Stürmer räumt aber ein, „dass die bisherige Verbotspolitik (...) auch nicht zu wirklich befriedigenden Ergebnissen geführt hat.“ Der Paradigmenwechsel in der Drogenpolitik mag gut gemeint sein, gut gemacht sei er nicht.

Seine Empfehlung: Erst eine breit angelegte Präventionskampagne, dann die legale Produktion hochfahren, zuletzt legalisieren. Nun passiere alles umgekehrt. Und so werde ab April ein Nachfrageboom einsetzen, der sich nur aus dem illegalen Markt speisen kann.

Innenministerium: Erst Auskunft, wenn Gesetz in Kraft

In Konstanz verwies man zur Klärung der Fragen auf das Innenministerium. Dieses schreibt auf Anfrage nur: Da das Gesetz noch nicht in Kraft ist, „ist eine Auskunft über die konkreten Auswirkungen auf die polizeiliche Arbeit derzeit nicht möglich“.

Amnestie für alle, Aktenflut für Staatsanwälte

Der Vorstoß der Ampel-Regierung beinhaltet auch eine Amnestie-Regelung von Verurteilungen für Fälle, die künftig erlaubt sind. Das zielt vor allem auf Besitz, Erwerb und Anbau von bis zu 30 Gramm Cannabis, wie das Bundesgesundheitsministerium erläutert.

Betroffene können bei der Staatsanwaltschaft beantragen, dass entsprechende Einträge im Bundeszentralregister getilgt werden. Das ist relevant für Führungszeugnisse. Das heißt auch: Wer ausschließlich für Cannabis-Besitz in kleineren Mengen einsitzt, muss so schnell es geht aus dem Gefängnis entlassen werden.

Im gesamten Bundesland Baden-Württemberg sind es laut Justizministerium mindestens 18.900 Verfahren, die jetzt händisch geprüft werden müssen, ob hier ein rückwirkender Straferlass infrage kommt. Dafür haben die Staatsanwaltschaften nur vier Werktage nach Inkrafttreten des Gesetzes Zeit.
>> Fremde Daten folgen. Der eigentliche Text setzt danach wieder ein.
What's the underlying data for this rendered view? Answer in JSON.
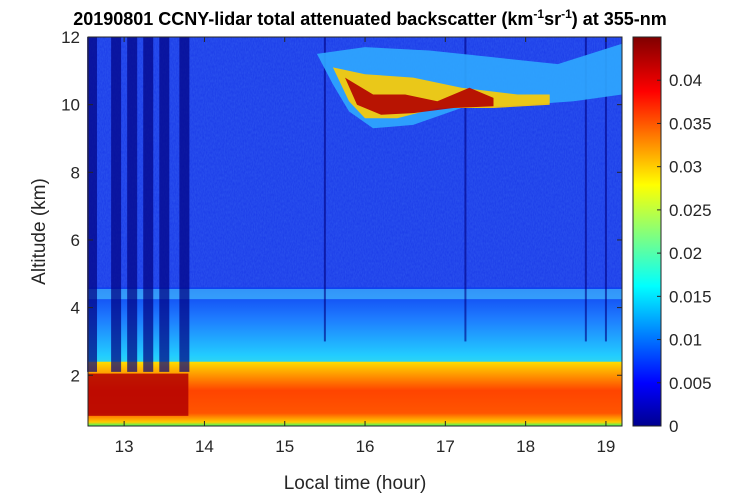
{
  "chart_data": {
    "type": "heatmap",
    "title": {
      "prefix": "20190801 CCNY-lidar total attenuated backscatter (km",
      "sup1": "-1",
      "mid": "sr",
      "sup2": "-1",
      "suffix": ") at 355-nm"
    },
    "xlabel": "Local time (hour)",
    "ylabel": "Altitude (km)",
    "xlim": [
      12.55,
      19.2
    ],
    "ylim": [
      0.5,
      12
    ],
    "xticks": [
      13,
      14,
      15,
      16,
      17,
      18,
      19
    ],
    "yticks": [
      2,
      4,
      6,
      8,
      10,
      12
    ],
    "colorbar": {
      "min": 0,
      "max": 0.045,
      "ticks": [
        0,
        0.005,
        0.01,
        0.015,
        0.02,
        0.025,
        0.03,
        0.035,
        0.04
      ],
      "tick_labels": [
        "0",
        "0.005",
        "0.01",
        "0.015",
        "0.02",
        "0.025",
        "0.03",
        "0.035",
        "0.04"
      ],
      "colormap": "jet"
    },
    "features": {
      "boundary_layer": {
        "time_range": [
          12.55,
          19.2
        ],
        "altitude_range": [
          0.5,
          2.4
        ],
        "value": 0.036
      },
      "residual_layer_top_km": 4.4,
      "cirrus_cloud": {
        "time_range": [
          15.4,
          19.2
        ],
        "altitude_range": [
          9.5,
          11.5
        ],
        "peak_value": 0.045
      },
      "dark_columns_hours": [
        12.6,
        12.9,
        13.1,
        13.3,
        13.5,
        13.75,
        15.5,
        17.25,
        18.75,
        19.0
      ]
    }
  }
}
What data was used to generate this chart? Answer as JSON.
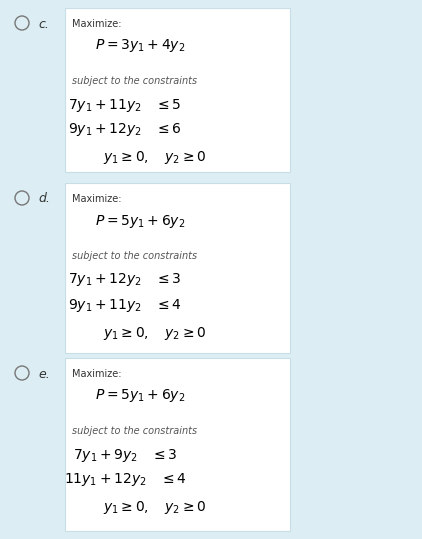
{
  "bg_color": "#dceef4",
  "box_color": "#ffffff",
  "box_edge_color": "#c8dde5",
  "options": [
    {
      "label": "c.",
      "obj_latex": "$\\mathit{P} = 3y_1 + 4y_2$",
      "c1_latex": "$7y_1 + 11y_2 \\quad \\leq 5$",
      "c2_latex": "$9y_1 + 12y_2 \\quad \\leq 6$",
      "c3_latex": "$y_1 \\geq 0, \\quad y_2 \\geq 0$"
    },
    {
      "label": "d.",
      "obj_latex": "$\\mathit{P} = 5y_1 + 6y_2$",
      "c1_latex": "$7y_1 + 12y_2 \\quad \\leq 3$",
      "c2_latex": "$9y_1 + 11y_2 \\quad \\leq 4$",
      "c3_latex": "$y_1 \\geq 0, \\quad y_2 \\geq 0$"
    },
    {
      "label": "e.",
      "obj_latex": "$\\mathit{P} = 5y_1 + 6y_2$",
      "c1_latex": "$7y_1 + 9y_2 \\quad \\leq 3$",
      "c2_latex": "$11y_1 + 12y_2 \\quad \\leq 4$",
      "c3_latex": "$y_1 \\geq 0, \\quad y_2 \\geq 0$"
    }
  ],
  "fig_width": 4.22,
  "fig_height": 5.39,
  "dpi": 100
}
Wie groß ist der Aktenberg inzwischen?

600 Akten in Konstanz, 1000 in Ravensburg

Der SÜDKURIER hat dazu mehrere Staatsanwaltschaften in der Region angefragt: Bei der Staatsanwaltschaft Waldshut-Tiengen schaut man aktuell etwa 500 Strafakten durch, wie Rahel Diers verrät.

Während bei der Staatsanwaltschaft Konstanz nun bis zu 600 Akten händisch geprüft werden müssen, sind es bei der Behörde in Ravensburg um die 1000. Wie viel Arbeitszeit und Ressourcen das verschlingt, lässt sich laut dem Konstanzer Sprecher Andreas Mathy noch nicht seriös sagen, ebenso wenig wie viele Anträge auf Amnestie eingehen werden.

Ronny Stengel, Sprecher der Staatsanwaltschaft Hechingen, bestätigt einen „beträchtlichen Arbeitsanfall“. In Hechingen überprüft man mehr als 300 Vollstreckungsverfahren: in neun Fällen wird die Vollstreckung wohl komplett eingestellt, in 29 Fällen muss bei Gericht eine Neufestsetzung der Strafe beantragt werden.